Andi adalah seorang pelajar di salah satu SMA negeri di Jakarta, orangnya sederhana, mudah bergaul, mandiri dan sangat hobi bermain bola. hanya saja di seorang yang pemalu. setiap kali ada masalah ia segan meminta bantuan. katanya, ia tak mau merepotkan orang lain.

Memang sudah menjadi kebiasaan Andi, setiap pulang sekolah ia selalu bermain sepakbola dengan teman temannya di lapangan dekat rumahnya. sebenarnya itu hanya sebidang tanah kosong milik pemerintah yang tak terurus, lalu di manfa'atkan oleh orang di sektar sini untuk bermain bola setiap sore.

Andi suka sekali bermain sepakbola, itu sudah menjadi kebutuhan wajib baginya. tak heran ia masuk di team sepakbola di sekolahnya. walaupun dia hobi sekali berolahraga, tapi, di bidang akademis ia juga termasuk anak yang cerdas.

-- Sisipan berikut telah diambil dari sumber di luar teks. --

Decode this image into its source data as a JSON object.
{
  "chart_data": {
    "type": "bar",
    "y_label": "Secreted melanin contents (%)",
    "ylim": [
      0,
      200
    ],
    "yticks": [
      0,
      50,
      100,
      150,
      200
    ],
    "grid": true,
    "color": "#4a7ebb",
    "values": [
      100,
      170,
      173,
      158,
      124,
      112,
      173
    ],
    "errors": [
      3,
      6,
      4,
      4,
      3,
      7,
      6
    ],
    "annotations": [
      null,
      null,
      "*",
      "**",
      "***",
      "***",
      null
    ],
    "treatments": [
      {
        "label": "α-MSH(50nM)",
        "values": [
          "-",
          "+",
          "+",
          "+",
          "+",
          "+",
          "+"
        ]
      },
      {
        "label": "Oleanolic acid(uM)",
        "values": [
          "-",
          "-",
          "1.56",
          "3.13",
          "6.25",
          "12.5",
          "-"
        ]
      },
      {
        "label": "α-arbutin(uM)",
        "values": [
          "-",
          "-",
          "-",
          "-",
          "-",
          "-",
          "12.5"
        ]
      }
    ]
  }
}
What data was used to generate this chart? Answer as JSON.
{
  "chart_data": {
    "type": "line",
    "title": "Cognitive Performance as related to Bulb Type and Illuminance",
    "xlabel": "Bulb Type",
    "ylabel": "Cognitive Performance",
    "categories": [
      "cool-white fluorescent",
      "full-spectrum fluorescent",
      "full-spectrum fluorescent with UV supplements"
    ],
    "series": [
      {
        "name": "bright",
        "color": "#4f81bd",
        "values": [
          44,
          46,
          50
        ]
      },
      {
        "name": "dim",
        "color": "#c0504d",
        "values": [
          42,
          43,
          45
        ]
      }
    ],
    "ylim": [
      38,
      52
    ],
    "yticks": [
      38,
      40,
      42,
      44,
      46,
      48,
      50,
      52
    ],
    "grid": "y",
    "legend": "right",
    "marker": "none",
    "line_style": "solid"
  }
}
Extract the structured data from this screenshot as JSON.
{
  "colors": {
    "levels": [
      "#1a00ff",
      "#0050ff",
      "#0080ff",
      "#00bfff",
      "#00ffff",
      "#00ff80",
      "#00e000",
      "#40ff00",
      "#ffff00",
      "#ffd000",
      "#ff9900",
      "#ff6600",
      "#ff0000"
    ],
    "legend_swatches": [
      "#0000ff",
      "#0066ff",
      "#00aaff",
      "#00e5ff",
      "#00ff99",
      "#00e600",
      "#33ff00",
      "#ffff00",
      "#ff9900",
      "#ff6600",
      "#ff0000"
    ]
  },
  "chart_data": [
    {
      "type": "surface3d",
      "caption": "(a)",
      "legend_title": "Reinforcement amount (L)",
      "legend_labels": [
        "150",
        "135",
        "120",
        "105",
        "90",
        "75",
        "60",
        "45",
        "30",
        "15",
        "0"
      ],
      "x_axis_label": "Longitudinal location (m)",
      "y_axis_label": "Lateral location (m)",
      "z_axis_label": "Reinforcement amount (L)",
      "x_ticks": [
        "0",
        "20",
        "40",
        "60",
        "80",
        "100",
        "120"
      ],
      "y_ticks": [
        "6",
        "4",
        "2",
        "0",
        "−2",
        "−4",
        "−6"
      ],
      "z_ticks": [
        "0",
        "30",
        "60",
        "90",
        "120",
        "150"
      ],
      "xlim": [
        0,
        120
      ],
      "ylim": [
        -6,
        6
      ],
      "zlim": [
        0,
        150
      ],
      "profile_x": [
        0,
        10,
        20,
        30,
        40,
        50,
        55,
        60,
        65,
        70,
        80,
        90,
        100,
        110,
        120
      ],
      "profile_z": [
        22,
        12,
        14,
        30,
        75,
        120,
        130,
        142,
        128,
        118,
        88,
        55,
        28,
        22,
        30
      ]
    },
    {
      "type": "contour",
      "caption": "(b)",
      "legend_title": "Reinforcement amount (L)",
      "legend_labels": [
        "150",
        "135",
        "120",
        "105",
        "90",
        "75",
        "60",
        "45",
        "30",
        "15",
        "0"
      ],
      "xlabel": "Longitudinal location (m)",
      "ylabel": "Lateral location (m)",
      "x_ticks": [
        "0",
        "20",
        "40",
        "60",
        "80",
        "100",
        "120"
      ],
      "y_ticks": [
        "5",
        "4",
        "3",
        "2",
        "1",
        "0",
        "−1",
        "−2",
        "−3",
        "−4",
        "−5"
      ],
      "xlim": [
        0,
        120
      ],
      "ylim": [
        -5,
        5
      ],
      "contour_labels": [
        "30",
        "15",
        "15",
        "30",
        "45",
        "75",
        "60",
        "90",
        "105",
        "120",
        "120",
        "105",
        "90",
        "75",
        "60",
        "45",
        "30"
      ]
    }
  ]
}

"Aku harus rajin berlatih, supaya bisa memenangkan kompetisi sepakbola antar SMA tahun ini. dan suatu hari nanti akan ku bersihkan nama baik Ayah". tekatnya dalam hati.

Memang Andi ini adalah anak yang berbakat, banyak orang yang memuji kemampuannya mengolah si kulit bundar. Itu semua tak terlepas dari peran Ayahnya sebagai mantan pesepak bola nasional Indonesia.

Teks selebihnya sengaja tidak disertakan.